Джонс понимал, что с этими мертвыми предметами не связана никакая зловещая реальность, но после первого получаса уже предпочел вообще не видеть их. Теперь он не мог даже представить себе, зачем понадобилось ему потворствовать блажи сумасшедшего фантазера. Куда проще было оставить его в покое или предоставить попечению специалиста по умственным расстройствам. Возможно, размышлял он, здесь сыграло роль товарищеское сочувствие одного художника другому. Настолько ярким был талант Роджерса, что хотелось не упустить ни единой возможности, чтобы уберечь его от грозно надвигающейся мании. Человек, способный измыслить и создать столь неотразимой жизненной силы творения, конечно, близко к истинному величию. Он обладал фантазией Сайма или Дорэ, соединенной с отточенным, научно подтвержденным мастерством Блачки. Поистине, он сотворил для мира кошмаров то, что Блачка, с его поразительно точными моделями растений из тонко выработанного искусно окрашенного стекла создал для мира ботаники.
В полночь сквозь густой мрак пробился бой далеких часов, и Джонс несказанно обрадовался этому посланию из еще живущего снаружи мира. Сводчатый музейный зал был подобен гробнице, ужасной в своем полнейшем безлюдье. Даже мышь показалась бы здесь веселой спутницей жизни, но Роджерс однажды похвастался, что — как он выразился, «по известным резонам» — ни одна мышь, ни даже насекомое не осмеливалось приближаться к этому подземелью. Слышать такое было странно, но, видимо, слова эти находили полное свое подтверждение. Мертвенность воздуха и тишина были поистине абсолютны. Хоть бы единый отзвук чего бы то ни было! Джонс шаркнул ногами, и из мертвого безмолвия донеслось призрачное эхо. Он покашлял, но в стаккато отзвуков слышалась насмешка. Начать разговаривать самому с собой? Он поклялся себе, что не сделает этого. Уступка означала бы непорядок в нервах. Время тянулось, казалось, с ненормальной, выводящей из равновесия медленностью. Он мог бы поклясться, что протекли уже целые часы с того момента, как он в последний раз осветил фонариком циферблат на собственных часах, но ведь пробило только полночь.
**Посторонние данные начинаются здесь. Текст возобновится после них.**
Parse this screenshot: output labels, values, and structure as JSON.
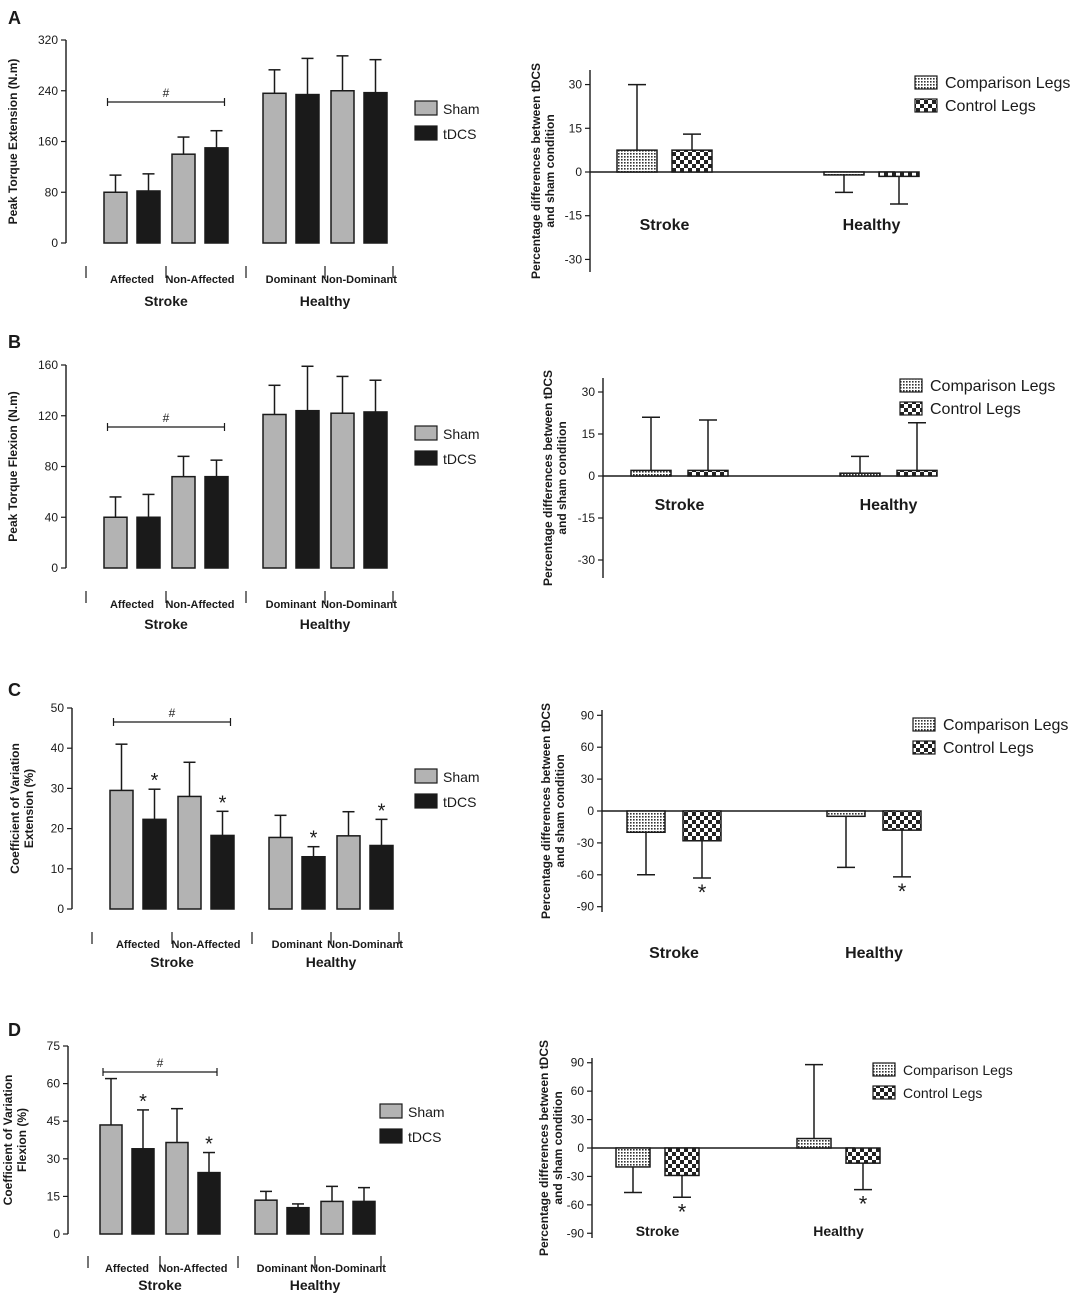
{
  "figure": {
    "panels": [
      "A",
      "B",
      "C",
      "D"
    ]
  },
  "chart_data": [
    {
      "id": "A-left",
      "panel": "A",
      "type": "bar",
      "ylabel": "Peak Torque Extension (N.m)",
      "ylim": [
        0,
        320
      ],
      "yticks": [
        0,
        80,
        160,
        240,
        320
      ],
      "groups": [
        "Stroke",
        "Healthy"
      ],
      "categories": [
        "Affected",
        "Non-Affected",
        "Dominant",
        "Non-Dominant"
      ],
      "series": [
        {
          "name": "Sham",
          "color": "#b3b3b3",
          "values": [
            80,
            140,
            236,
            240
          ],
          "errors": [
            27,
            27,
            37,
            55
          ]
        },
        {
          "name": "tDCS",
          "color": "#1a1a1a",
          "values": [
            82,
            150,
            234,
            237
          ],
          "errors": [
            27,
            27,
            57,
            52
          ]
        }
      ],
      "bracket": {
        "label": "#",
        "from": [
          0,
          0
        ],
        "to": [
          1,
          1
        ]
      },
      "stars": []
    },
    {
      "id": "A-right",
      "panel": "A",
      "type": "bar",
      "ylabel": "Percentage differences between tDCS and sham condition",
      "ylim": [
        -35,
        35
      ],
      "yticks": [
        -30,
        -15,
        0,
        15,
        30
      ],
      "categories": [
        "Stroke",
        "Healthy"
      ],
      "series": [
        {
          "name": "Comparison Legs",
          "pattern": "fine",
          "values": [
            7.5,
            -1
          ],
          "errors": [
            22.5,
            6
          ]
        },
        {
          "name": "Control Legs",
          "pattern": "check",
          "values": [
            7.5,
            -1.5
          ],
          "errors": [
            5.5,
            9.5
          ]
        }
      ],
      "stars": []
    },
    {
      "id": "B-left",
      "panel": "B",
      "type": "bar",
      "ylabel": "Peak Torque Flexion (N.m)",
      "ylim": [
        0,
        160
      ],
      "yticks": [
        0,
        40,
        80,
        120,
        160
      ],
      "groups": [
        "Stroke",
        "Healthy"
      ],
      "categories": [
        "Affected",
        "Non-Affected",
        "Dominant",
        "Non-Dominant"
      ],
      "series": [
        {
          "name": "Sham",
          "color": "#b3b3b3",
          "values": [
            40,
            72,
            121,
            122
          ],
          "errors": [
            16,
            16,
            23,
            29
          ]
        },
        {
          "name": "tDCS",
          "color": "#1a1a1a",
          "values": [
            40,
            72,
            124,
            123
          ],
          "errors": [
            18,
            13,
            35,
            25
          ]
        }
      ],
      "bracket": {
        "label": "#",
        "from": [
          0,
          0
        ],
        "to": [
          1,
          1
        ]
      },
      "stars": []
    },
    {
      "id": "B-right",
      "panel": "B",
      "type": "bar",
      "ylabel": "Percentage differences between tDCS and sham condition",
      "ylim": [
        -35,
        35
      ],
      "yticks": [
        -30,
        -15,
        0,
        15,
        30
      ],
      "categories": [
        "Stroke",
        "Healthy"
      ],
      "series": [
        {
          "name": "Comparison Legs",
          "pattern": "fine",
          "values": [
            2,
            1
          ],
          "errors": [
            19,
            6
          ]
        },
        {
          "name": "Control Legs",
          "pattern": "check",
          "values": [
            2,
            2
          ],
          "errors": [
            18,
            17
          ]
        }
      ],
      "stars": []
    },
    {
      "id": "C-left",
      "panel": "C",
      "type": "bar",
      "ylabel": "Coefficient of Variation Extension (%)",
      "ylim": [
        0,
        50
      ],
      "yticks": [
        0,
        10,
        20,
        30,
        40,
        50
      ],
      "groups": [
        "Stroke",
        "Healthy"
      ],
      "categories": [
        "Affected",
        "Non-Affected",
        "Dominant",
        "Non-Dominant"
      ],
      "series": [
        {
          "name": "Sham",
          "color": "#b3b3b3",
          "values": [
            29.5,
            28,
            17.8,
            18.2
          ],
          "errors": [
            11.5,
            8.5,
            5.5,
            6
          ]
        },
        {
          "name": "tDCS",
          "color": "#1a1a1a",
          "values": [
            22.3,
            18.3,
            13,
            15.8
          ],
          "errors": [
            7.5,
            6,
            2.5,
            6.5
          ]
        }
      ],
      "bracket": {
        "label": "#",
        "from": [
          0,
          0
        ],
        "to": [
          1,
          1
        ]
      },
      "stars": [
        [
          1,
          0
        ],
        [
          1,
          1
        ],
        [
          1,
          2
        ],
        [
          1,
          3
        ]
      ]
    },
    {
      "id": "C-right",
      "panel": "C",
      "type": "bar",
      "ylabel": "Percentage differences between tDCS and sham condition",
      "ylim": [
        -95,
        95
      ],
      "yticks": [
        -90,
        -60,
        -30,
        0,
        30,
        60,
        90
      ],
      "categories": [
        "Stroke",
        "Healthy"
      ],
      "series": [
        {
          "name": "Comparison Legs",
          "pattern": "fine",
          "values": [
            -20,
            -5
          ],
          "errors": [
            40,
            48
          ]
        },
        {
          "name": "Control Legs",
          "pattern": "check",
          "values": [
            -28,
            -18
          ],
          "errors": [
            35,
            44
          ]
        }
      ],
      "stars": [
        [
          1,
          0
        ],
        [
          1,
          1
        ]
      ]
    },
    {
      "id": "D-left",
      "panel": "D",
      "type": "bar",
      "ylabel": "Coefficient of Variation Flexion (%)",
      "ylim": [
        0,
        75
      ],
      "yticks": [
        0,
        15,
        30,
        45,
        60,
        75
      ],
      "groups": [
        "Stroke",
        "Healthy"
      ],
      "categories": [
        "Affected",
        "Non-Affected",
        "Dominant",
        "Non-Dominant"
      ],
      "series": [
        {
          "name": "Sham",
          "color": "#b3b3b3",
          "values": [
            43.5,
            36.5,
            13.5,
            13
          ],
          "errors": [
            18.5,
            13.5,
            3.5,
            6
          ]
        },
        {
          "name": "tDCS",
          "color": "#1a1a1a",
          "values": [
            34,
            24.5,
            10.5,
            13
          ],
          "errors": [
            15.5,
            8,
            1.5,
            5.5
          ]
        }
      ],
      "bracket": {
        "label": "#",
        "from": [
          0,
          0
        ],
        "to": [
          1,
          1
        ]
      },
      "stars": [
        [
          1,
          0
        ],
        [
          1,
          1
        ]
      ]
    },
    {
      "id": "D-right",
      "panel": "D",
      "type": "bar",
      "ylabel": "Percentage differences between tDCS and sham condition",
      "ylim": [
        -95,
        95
      ],
      "yticks": [
        -90,
        -60,
        -30,
        0,
        30,
        60,
        90
      ],
      "categories": [
        "Stroke",
        "Healthy"
      ],
      "series": [
        {
          "name": "Comparison Legs",
          "pattern": "fine",
          "values": [
            -20,
            10
          ],
          "errors": [
            27,
            78
          ]
        },
        {
          "name": "Control Legs",
          "pattern": "check",
          "values": [
            -29,
            -16
          ],
          "errors": [
            23,
            28
          ]
        }
      ],
      "stars": [
        [
          1,
          0
        ],
        [
          1,
          1
        ]
      ]
    }
  ]
}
Ему хотелось, чтобы чувства его не были сейчас так обострены. В этой темноте, в совершенном безмолвии, казалось, некая сила намеренно изощряла их до такой степени, что они отзывались на самые слабые сигналы, едва ли достаточно сильные для того, чтобы породить истинно адекватные впечатления. Уши его, мнилось, по временам улавливали некие ускользающие шорохи, которые не могли быть вполне идентифицированы с ночным шумом на убогих окрестных улочках снаружи, и он поневоле задумывался о смутных, не относящихся к нынешнему его положению вещах — наподобие музыки сфер и неизведанной, недоступной человеку жизни в других измерениях, сосуществующей с нашей собственной. Роджерс частенько разглагольствовал о таких материях. Блуждающие искорки света в его погруженных во тьму глазах, казалось, были склонный воспринять чуждую, необычную систему форм и движения.